On the other hand, the oldest group did report the highest median savings balance by a small margin. At the other end of the spectrum, households under 35 had the lowest median balance of $2,000 along with the lowest average balance of $8,362. As in other cases, the large difference between average and median balance reflects the presence of high-income outliers in every age bracket.
Savings Account Balance by Gender
When we compared the savings balances of households headed by men with those of households headed by women, we found a large difference. Male-headed households reported average savings of nearly $35,000 while female-headed households reported an average just under $17,000. The difference was even greater in the median balance: $9,200 for male-headed households and $2,500 for female-headed households.
There were other differences between the two groups that may have affected our findings on savings account data. In the survey, 79% of all households were headed by men. In addition, a slightly greater proportion of female-headed households did not have a savings account at all. Over half of all male-headed households in the survey reported having a savings account, compared to just 45% of female-headed households.
Savings Account Balance by Race
According to the data collected by the Federal Reserve in 2016, the average account balance of black and Hispanic households with savings accounts was significantly lower than the averages for non-Hispanic whites and groups classified as "other".
These contrasts among households of different races are likely due to differences in broader economic factors. Income, for instance, may be a major factor in determining the level of savings that a household accumulates. According to the Census Bureau's 2016 data, white non-Hispanic households had a median income of $65,041 while Hispanic and black households had median incomes of $47,675 and $40,065 respectively.
According to the Federal Reserve, the "other" group in the Survey of Consumer Finances consisted of "respondents identifying as Asian, American Indian, Alaska Native, Native Hawaiian, Pacific Islander, other race, and all respondents reporting more than one racial identification". Households classified as "other" had higher average and median savings than any of the three major groups.
Historical Trends in the Average U.S. Savings Account Balance
The total amount of American savings account deposits has been growing ever since the government started collecting data in 1959, but the economic crisis that began in 2008 prompted a sharp uptick in the rate of savings growth.
U.S. savings deposits in December 2008 stood at $4.1 trillion, having grown 29% over the previous 5 years. Over the next 5 years, total savings deposits grew by 74%, reaching about $7.1 trillion in 2013. The increased pace of growth in savings deposits has barely slowed, with the St. Louis Federal Reserve reporting a total of $9.2 trillion in American savings accounts for June 2018.

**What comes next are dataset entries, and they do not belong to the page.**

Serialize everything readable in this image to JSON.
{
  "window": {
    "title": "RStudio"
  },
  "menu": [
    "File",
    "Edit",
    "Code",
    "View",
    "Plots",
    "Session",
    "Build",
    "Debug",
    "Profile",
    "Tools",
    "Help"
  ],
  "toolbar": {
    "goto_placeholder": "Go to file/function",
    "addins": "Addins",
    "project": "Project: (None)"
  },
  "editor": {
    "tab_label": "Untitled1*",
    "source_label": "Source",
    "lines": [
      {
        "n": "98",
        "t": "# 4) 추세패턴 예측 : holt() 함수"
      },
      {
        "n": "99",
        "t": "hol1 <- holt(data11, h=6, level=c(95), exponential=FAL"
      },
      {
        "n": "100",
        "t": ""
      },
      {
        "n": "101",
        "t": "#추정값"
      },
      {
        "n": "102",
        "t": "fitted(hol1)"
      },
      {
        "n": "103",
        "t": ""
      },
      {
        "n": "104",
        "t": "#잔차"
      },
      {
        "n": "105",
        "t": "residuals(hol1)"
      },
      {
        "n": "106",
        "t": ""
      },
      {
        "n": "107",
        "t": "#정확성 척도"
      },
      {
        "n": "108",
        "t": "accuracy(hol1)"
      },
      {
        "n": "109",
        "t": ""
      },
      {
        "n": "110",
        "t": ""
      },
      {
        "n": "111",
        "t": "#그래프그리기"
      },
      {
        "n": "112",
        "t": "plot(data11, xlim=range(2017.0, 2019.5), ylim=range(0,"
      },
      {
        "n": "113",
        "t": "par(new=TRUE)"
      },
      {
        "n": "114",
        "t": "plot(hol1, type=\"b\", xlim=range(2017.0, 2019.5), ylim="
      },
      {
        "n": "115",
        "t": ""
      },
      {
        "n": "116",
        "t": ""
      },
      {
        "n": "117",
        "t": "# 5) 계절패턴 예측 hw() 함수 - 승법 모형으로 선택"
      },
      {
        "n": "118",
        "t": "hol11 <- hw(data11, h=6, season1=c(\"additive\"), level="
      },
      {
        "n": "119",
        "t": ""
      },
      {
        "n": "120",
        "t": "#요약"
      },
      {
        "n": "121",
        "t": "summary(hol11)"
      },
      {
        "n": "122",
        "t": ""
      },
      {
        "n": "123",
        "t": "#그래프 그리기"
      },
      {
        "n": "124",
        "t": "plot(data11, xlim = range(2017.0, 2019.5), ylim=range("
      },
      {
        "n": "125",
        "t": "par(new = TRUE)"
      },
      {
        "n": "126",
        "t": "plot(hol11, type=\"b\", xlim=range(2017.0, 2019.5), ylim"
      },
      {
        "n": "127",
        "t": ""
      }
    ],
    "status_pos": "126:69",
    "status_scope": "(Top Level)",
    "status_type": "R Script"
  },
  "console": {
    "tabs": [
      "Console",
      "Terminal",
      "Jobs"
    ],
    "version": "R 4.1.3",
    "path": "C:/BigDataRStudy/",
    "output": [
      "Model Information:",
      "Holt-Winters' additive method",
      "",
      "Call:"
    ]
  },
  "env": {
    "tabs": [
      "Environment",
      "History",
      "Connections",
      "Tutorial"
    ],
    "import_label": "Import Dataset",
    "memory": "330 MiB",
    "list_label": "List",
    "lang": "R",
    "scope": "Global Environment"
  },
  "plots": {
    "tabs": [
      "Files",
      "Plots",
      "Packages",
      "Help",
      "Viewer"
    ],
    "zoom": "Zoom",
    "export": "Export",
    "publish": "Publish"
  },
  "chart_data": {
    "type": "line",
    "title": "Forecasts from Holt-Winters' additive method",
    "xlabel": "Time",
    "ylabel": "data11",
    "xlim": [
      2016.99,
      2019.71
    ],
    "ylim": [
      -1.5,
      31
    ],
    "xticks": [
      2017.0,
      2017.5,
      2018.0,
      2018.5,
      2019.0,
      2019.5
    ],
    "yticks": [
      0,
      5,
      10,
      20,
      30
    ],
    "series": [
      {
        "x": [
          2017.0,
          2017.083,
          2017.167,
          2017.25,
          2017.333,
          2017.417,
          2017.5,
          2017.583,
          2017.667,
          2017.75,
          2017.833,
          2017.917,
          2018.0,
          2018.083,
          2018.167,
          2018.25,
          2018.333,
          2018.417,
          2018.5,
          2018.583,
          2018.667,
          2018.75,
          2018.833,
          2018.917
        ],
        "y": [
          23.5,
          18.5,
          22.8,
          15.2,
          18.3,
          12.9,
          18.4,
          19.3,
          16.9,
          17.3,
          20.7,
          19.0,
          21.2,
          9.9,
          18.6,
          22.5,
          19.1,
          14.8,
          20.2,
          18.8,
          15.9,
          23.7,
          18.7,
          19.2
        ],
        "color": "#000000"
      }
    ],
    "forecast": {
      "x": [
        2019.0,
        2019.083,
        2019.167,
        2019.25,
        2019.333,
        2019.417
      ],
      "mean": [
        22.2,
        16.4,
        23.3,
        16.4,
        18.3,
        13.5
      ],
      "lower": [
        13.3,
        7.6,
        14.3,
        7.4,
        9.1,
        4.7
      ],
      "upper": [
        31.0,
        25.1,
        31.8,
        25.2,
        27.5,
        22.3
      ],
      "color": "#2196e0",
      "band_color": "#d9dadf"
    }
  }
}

However, the positive trend in total deposits doesn't necessarily mean that the majority of U.S. households are saving more money. The median savings account balance actually decreased between 2010 and 2007, only resuming growth in 2013. Given that a plurality of households saw their savings decrease, the growth in total savings was likely due to a few households with extremely high savings.
Since 2009, the FDIC has also published a weekly table of national average rates on deposit accounts.
The swift decline in interest rates on savings has not halted or slowed the growth of the savings account balance total in the U.S. Even as the national rate was continuously falling from 2009, when record-keeping began, until settling at 0.06% APY by 2013, the sum of all savings deposits continued to grow at the same pace. As rates begin to rise again, it remains to be seen whether they will be enough to motivate a boost in American saving habits.